Still, don't put the blades in soakers right off the ice. Dry them first. Let them sit out while you do other stuff, then come back and dry them again. Think condensation on your cold drink cup. I got a paper towel soaked in 3 in 1, and put that in a ziplock bag. That will be plenty. Tonight, I'll give them a swipe after the second dry. Into the soakers they go for the trip home, and out they come when we get there.

Rust Prevention is easy, Rust Removal is impossible.

Wednesday, August 3, 2011

Don't draw attention to yourself!

Sunday afternoon I hiked to the rink, to get some practice in and to cool off. I put on skates and started tooling around, even going backwards a lap and trying to get my feet in as close as possible, as per Coach. I'm getting better. I tried stopping without needing half the rink to do so, and debated trying a two foot turn. I can do it if I go slow and I'm grazing the wall with my hand. I'm still learning the weight balance for backwards half pumps, and my left foot continues to argue, catching the outside edge while it does so and threatening to send me down. We're talking, my left foot and me.
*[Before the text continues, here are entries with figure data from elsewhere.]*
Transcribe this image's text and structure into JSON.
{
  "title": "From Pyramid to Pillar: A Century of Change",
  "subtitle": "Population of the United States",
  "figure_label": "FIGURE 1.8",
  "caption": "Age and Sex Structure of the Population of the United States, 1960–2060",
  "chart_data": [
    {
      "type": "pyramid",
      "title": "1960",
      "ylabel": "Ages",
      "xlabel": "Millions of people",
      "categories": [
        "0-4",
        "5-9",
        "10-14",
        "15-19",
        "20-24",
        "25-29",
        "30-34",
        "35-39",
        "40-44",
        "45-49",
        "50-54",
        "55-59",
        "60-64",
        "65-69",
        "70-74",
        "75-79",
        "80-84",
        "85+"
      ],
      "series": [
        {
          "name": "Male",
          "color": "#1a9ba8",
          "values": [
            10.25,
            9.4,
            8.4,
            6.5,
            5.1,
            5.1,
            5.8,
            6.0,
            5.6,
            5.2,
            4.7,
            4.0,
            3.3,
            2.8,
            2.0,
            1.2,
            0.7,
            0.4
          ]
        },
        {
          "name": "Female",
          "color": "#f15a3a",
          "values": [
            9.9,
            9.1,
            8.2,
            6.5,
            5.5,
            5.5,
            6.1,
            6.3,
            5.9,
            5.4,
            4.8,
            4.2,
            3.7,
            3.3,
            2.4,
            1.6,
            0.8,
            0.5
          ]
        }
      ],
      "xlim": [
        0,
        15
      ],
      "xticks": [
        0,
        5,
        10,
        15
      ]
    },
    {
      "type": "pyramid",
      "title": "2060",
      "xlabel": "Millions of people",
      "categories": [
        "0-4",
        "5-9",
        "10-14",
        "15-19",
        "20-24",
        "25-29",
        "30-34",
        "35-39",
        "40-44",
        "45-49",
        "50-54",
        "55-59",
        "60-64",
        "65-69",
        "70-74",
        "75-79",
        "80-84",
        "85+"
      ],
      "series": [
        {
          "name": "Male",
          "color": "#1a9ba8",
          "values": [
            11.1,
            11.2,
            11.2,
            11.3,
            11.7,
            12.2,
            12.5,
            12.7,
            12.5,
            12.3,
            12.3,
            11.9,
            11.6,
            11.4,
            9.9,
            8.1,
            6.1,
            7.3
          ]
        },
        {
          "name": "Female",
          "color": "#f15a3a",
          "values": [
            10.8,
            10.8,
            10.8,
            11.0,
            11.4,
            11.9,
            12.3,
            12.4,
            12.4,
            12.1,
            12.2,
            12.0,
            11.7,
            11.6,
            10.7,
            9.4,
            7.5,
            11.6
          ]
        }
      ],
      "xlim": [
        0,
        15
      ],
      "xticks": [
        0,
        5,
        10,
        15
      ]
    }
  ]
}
Most people I talk to are happy to see me actually try this stuff. They're encouraging and kind, offering tips and telling me I'm not doing as badly as I think. I'm getting a new perspective, and when I talk to Stitch at night I let him know about it.

"I don't know how you do it," I told him.

"I just do," he replied.

But Sunday I was on and off the ice, coming up for air and a Diet Coke. At one point I noted that the mother I call Condor and her girl Helmet had arrived. Condor I pretty much only see on Sundays. She brings Helmet, who is around Stitch's age and old enough to know that real skaters don't wear bike helmets. Condor sits in the stands and watches her daughter with eyes of steel. She will stand up and rant, flinging out her arms, shaking her head at bad attempts and even turning away at failed attempts. Many times she has brought poor Helmet to tears with her "thumbs up/thumbs down/WTF" hand gestures.

With my new on-ice perspective, I know that it's kinda hard to hold out your arms. With everything going on at your feet, your upper body gets lost in the shuffle. When Helmet was trying three-turns, with her arms low, Condor was rolling her eyes and screaming that "This is easy! Hold out your arms!"

Uh, no. It's not. But Condor doesn't seem interested in this perspective. I've never seen Condor in skates in the year I've seen them.

Sadly, one of The Rules of suburban parenthood is that you can't really say anything to other parents. So, I averted my eyes as Condor pulled Helmet off the ice for a moment, to draw in the condensation on the glass, telling Helmet in terse words precisely why she was awful.

That afternoon I tried a fast crossover on a turn, felt the back of my blade do a death rattle against my toepick, and decided that I actually did not want to sprawl out on the ice in front of Condor, who had been staring daggers at me all afternoon. I aborted the move and decided to continue working on outside edges on the turns, extending my leg and I even caught myself pointing a toe here and there. Not bad for someone who did Tap briefly in high school. I think I'm a year out from a full on Spiral.

Thing is, I know if I fall in front of Condor, or any of the other moms in the stands who give me dirty looks for skating, the results won't be pretty.